The licensee established remedial corrective actions through the removal of degraded coatings in Units 1 and 2 to maintain the limits established in Operability Evaluation OPR000161. The licensee completed a root cause evaluation and developed corrective actions, including those to prevent recurrence of the root causes. The inspectors concluded that the corrective actions to prevent recurrence, if appropriately implemented, would prevent recurrence. These actions included: providing inputs that establish design and license basis limits related to degraded and unqualified coatings allowed in containment based on containment sump strainer modifications for resolving Generic Safety Issue 191; revision of site procedures to include the limits for degraded and unqualified coatings and corrective measures to enure the limits in the design analysis were not exceeded; revision of site procedures to contain specific limits, acceptance criteria, and corrective measures for controlling the amount of zinc and aluminum in containment; and revision of site procedures for the containment debris control program to include specific limits, acceptance criteria, and corrective measures for the controlling amount of debris in containment.

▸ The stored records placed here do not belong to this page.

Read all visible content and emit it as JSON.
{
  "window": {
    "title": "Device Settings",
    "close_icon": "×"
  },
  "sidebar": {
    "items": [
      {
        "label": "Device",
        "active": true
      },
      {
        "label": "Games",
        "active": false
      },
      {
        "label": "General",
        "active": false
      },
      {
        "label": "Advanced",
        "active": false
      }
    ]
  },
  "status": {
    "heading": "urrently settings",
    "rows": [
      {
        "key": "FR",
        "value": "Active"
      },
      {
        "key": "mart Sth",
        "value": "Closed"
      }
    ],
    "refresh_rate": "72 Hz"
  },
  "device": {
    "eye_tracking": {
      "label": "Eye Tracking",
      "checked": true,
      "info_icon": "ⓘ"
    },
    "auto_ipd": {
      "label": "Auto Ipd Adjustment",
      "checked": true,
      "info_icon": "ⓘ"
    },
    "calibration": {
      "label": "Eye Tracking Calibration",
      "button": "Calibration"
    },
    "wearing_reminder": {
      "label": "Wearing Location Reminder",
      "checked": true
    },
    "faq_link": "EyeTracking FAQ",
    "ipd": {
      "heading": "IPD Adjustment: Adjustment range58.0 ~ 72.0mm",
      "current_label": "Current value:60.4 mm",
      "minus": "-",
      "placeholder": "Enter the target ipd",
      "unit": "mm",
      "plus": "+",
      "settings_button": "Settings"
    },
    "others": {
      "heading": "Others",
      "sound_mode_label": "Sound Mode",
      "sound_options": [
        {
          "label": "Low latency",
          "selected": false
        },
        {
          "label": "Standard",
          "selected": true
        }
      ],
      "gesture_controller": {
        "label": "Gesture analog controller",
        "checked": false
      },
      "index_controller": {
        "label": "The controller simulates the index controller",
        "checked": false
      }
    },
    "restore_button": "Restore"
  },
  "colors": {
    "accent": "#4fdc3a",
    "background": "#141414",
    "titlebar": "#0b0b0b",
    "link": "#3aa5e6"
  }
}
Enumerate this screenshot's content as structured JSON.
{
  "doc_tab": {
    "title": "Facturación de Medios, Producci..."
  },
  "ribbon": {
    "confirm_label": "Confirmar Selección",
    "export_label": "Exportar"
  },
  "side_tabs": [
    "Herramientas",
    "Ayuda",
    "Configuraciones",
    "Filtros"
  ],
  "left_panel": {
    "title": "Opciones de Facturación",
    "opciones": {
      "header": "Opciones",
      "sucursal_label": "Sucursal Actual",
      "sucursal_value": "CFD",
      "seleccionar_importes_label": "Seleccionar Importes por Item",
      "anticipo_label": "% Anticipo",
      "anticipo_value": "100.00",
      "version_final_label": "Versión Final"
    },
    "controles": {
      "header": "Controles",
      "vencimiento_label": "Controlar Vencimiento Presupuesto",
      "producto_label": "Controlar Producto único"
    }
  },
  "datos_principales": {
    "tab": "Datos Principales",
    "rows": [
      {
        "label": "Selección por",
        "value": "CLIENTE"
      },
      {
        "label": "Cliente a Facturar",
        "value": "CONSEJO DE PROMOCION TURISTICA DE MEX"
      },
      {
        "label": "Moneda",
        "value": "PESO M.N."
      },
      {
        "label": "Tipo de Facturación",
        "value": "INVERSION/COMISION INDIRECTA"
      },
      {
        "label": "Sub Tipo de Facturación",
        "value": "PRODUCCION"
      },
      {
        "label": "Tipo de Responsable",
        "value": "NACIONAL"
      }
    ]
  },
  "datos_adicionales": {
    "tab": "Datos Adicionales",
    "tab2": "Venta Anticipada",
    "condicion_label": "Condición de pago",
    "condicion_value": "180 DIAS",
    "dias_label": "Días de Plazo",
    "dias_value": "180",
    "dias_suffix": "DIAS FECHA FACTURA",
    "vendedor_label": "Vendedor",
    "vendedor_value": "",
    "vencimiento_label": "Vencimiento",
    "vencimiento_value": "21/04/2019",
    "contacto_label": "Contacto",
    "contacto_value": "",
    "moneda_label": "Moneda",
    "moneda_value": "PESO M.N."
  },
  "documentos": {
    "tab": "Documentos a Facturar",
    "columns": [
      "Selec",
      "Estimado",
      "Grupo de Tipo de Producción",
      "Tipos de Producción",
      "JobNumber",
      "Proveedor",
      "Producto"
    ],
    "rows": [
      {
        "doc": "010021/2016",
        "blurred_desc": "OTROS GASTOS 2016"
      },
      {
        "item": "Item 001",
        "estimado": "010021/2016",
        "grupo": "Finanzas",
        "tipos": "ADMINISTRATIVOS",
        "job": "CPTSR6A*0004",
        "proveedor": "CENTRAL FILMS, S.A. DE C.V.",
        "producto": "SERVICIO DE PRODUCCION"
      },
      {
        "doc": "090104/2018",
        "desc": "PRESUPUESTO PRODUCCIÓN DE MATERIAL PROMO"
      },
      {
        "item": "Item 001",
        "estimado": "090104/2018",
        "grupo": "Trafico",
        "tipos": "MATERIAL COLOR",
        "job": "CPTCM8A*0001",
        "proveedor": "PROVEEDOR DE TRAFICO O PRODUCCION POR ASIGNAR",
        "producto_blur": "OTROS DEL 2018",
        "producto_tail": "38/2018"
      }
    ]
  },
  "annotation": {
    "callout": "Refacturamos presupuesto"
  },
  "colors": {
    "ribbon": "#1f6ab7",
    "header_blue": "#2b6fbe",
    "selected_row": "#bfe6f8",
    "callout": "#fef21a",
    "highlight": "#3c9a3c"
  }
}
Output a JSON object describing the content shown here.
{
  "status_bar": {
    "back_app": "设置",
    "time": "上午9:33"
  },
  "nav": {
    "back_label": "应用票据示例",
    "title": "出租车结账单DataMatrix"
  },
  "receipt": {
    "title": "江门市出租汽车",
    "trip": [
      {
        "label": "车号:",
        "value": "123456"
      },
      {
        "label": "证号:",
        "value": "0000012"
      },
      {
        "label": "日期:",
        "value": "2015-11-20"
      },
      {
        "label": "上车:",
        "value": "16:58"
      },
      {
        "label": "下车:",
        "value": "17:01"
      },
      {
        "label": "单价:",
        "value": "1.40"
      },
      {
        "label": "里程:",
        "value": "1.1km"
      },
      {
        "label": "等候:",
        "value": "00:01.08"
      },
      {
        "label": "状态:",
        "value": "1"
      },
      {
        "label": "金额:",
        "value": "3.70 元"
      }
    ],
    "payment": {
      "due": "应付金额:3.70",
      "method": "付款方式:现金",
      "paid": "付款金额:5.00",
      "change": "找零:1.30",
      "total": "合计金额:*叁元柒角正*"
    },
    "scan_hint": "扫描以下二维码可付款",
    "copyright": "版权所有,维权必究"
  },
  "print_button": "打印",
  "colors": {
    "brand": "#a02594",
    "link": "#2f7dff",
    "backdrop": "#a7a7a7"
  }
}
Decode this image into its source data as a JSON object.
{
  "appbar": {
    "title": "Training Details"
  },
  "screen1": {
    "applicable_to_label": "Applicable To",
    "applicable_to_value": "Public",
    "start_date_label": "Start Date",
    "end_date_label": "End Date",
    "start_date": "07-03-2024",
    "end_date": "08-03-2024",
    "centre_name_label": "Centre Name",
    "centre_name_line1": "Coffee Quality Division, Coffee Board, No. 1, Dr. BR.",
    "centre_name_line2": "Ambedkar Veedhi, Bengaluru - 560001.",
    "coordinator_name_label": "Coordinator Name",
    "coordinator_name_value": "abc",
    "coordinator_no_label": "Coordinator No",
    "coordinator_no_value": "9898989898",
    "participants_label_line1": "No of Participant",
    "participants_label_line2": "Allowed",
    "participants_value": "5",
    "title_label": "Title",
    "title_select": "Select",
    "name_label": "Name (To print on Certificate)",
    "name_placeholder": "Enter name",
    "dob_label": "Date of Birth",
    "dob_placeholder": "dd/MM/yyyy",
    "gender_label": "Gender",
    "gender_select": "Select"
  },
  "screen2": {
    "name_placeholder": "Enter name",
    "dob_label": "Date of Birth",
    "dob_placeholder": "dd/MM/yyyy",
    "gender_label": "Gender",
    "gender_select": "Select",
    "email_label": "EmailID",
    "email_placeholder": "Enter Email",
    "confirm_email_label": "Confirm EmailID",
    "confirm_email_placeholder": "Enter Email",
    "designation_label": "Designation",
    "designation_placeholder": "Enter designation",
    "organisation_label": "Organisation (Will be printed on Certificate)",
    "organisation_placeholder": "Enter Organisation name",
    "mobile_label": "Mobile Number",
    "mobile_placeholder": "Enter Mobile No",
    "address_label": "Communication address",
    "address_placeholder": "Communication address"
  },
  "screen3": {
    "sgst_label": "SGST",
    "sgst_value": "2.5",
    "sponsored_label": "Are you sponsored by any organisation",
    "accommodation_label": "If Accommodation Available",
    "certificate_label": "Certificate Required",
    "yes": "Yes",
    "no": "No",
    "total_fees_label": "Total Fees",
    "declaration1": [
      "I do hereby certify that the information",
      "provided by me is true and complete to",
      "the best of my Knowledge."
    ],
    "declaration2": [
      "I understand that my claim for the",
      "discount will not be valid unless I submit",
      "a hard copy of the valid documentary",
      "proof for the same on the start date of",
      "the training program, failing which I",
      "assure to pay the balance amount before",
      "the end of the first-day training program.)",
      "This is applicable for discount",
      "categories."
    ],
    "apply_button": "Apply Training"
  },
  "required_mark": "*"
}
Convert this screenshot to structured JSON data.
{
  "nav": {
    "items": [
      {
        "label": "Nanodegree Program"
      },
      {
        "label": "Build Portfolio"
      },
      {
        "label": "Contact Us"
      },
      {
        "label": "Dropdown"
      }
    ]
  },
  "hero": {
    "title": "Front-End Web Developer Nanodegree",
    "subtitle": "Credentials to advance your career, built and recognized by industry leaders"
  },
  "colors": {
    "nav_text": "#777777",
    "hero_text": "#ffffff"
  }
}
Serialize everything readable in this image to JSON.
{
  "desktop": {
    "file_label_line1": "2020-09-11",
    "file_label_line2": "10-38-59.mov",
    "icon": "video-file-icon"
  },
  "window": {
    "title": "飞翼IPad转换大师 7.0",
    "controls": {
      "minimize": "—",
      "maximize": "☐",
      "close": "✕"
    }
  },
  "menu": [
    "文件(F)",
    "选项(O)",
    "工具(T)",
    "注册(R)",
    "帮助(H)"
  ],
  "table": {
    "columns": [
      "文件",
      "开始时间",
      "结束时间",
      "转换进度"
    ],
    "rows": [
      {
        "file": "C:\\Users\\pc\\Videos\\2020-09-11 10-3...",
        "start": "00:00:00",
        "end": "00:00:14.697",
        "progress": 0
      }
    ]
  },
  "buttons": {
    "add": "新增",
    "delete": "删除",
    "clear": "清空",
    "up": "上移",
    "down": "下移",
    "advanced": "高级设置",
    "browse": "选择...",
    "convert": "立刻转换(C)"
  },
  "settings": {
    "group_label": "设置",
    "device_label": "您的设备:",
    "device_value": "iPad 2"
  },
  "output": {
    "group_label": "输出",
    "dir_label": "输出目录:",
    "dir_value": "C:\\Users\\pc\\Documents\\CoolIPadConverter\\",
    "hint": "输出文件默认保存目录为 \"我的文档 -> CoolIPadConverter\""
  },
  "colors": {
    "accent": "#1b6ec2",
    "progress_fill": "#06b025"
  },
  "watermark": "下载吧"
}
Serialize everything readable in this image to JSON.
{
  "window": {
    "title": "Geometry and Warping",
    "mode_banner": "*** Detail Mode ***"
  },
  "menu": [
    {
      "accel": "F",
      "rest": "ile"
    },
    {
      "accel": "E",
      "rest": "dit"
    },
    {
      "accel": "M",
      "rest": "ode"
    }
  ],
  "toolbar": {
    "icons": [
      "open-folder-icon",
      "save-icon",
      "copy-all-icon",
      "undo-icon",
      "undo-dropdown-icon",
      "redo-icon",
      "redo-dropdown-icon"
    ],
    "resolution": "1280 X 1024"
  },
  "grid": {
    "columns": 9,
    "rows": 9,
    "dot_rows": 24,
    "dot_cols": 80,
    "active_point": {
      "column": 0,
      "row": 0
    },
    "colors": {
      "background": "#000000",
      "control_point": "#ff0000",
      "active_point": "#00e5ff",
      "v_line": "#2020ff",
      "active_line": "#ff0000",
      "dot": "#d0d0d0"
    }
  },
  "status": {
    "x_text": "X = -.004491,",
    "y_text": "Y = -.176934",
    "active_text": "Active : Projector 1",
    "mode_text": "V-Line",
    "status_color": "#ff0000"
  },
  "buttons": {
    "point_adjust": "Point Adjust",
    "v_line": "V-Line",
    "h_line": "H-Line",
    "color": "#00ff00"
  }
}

In addition, the licensee planned an additional 18 corrective actions to address the contributing causes, contributing factors, and extent of cause identified in the evaluation.

Therefore, the inspectors concluded that the remedial and long-term corrective actions appropriately addressed the causes identified for the problems identified by the licensee.

c. Corrective Action Program Assessments and Observations The inspectors reviewed CAP068346, CAP068373, CAP068442, and CAP068447 and concluded that the completeness and accuracy of the identification of the problems, originally raised by the inspectors, were adequate; however, significant questioning and prompting by the NRC were necessary to identify the concerns.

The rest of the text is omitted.